Yes, because it wastes people's time and energy debugging.
> Strings must be defined in Python in some way.
We can choose to define them differently.
> The implementation, the syntax, and the semantics of strings are coherent in Python.
They are not entirely coherent, as I have explained, and they do not have to meet any particular standard of coherence.
> Ultimately, it does [not] matter how many people iterate on strings. That is not the question.
It matters a lot, I don't know why you assert that.
> > And in the face of ambiguity, refuse the temptation to guess.
> > I do think it would be a pity if strings broke the tradition of indexable implies
> > iterable, but "A Foolish Consistency is the Hobgoblin of Little Minds". The benefits in
> > helping users when debugging would outweigh the inconsistency and the minor inconvenience
> > of adding a few characters. Users who are expecting iteration to work because indexing
> > works will quickly get a helpful error message and fix their problem. At the risk of
> > overusing classic Python sayings, Explicit is better than implicit.

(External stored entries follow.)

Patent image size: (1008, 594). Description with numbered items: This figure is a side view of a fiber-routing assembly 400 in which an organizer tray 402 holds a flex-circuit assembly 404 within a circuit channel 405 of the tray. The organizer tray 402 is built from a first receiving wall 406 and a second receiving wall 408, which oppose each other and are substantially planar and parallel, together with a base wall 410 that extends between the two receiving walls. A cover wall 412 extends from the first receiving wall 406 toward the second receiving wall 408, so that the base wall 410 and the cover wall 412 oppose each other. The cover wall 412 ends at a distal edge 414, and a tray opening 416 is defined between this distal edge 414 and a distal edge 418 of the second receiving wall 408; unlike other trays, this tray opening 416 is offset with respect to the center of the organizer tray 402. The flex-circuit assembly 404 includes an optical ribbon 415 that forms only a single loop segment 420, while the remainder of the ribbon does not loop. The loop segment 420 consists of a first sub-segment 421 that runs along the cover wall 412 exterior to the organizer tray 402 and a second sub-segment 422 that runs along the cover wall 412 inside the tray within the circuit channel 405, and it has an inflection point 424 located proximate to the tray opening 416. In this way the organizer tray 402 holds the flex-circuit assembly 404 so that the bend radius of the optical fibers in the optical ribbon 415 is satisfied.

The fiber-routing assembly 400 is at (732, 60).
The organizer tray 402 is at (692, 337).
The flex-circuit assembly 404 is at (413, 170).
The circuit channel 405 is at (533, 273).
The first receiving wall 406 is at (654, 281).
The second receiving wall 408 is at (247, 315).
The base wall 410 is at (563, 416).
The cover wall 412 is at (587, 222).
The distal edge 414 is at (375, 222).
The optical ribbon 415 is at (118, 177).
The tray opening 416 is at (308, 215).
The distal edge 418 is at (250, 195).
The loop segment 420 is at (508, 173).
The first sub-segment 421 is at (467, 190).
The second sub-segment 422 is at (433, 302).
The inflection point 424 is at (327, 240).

> > However, we could get the benefit of making debugging easier without having to actually
> > break any existing code if we just raised a warning whenever someone iterates
> > over a string. It doesn't have to be a deprecation warning and we don't need to ever
> > actually make strings non-iterable.
> I do not agree at all.
What do you not agree with? Do you think it's more than a minor inconvenience to add ".chars()" here and there? Do you think that the benefits to debugging would be minor? Do you think that the inconsistency would significantly hurt users? I haven't seen an argument for any of these and I don't know if anything else I said was debateable.
> It is not a question of right or wrong, better or worse. It is a question of being consistent.
Why would that be the question? Why is consistency more important than "better or worse"? How can you make such a bold claim?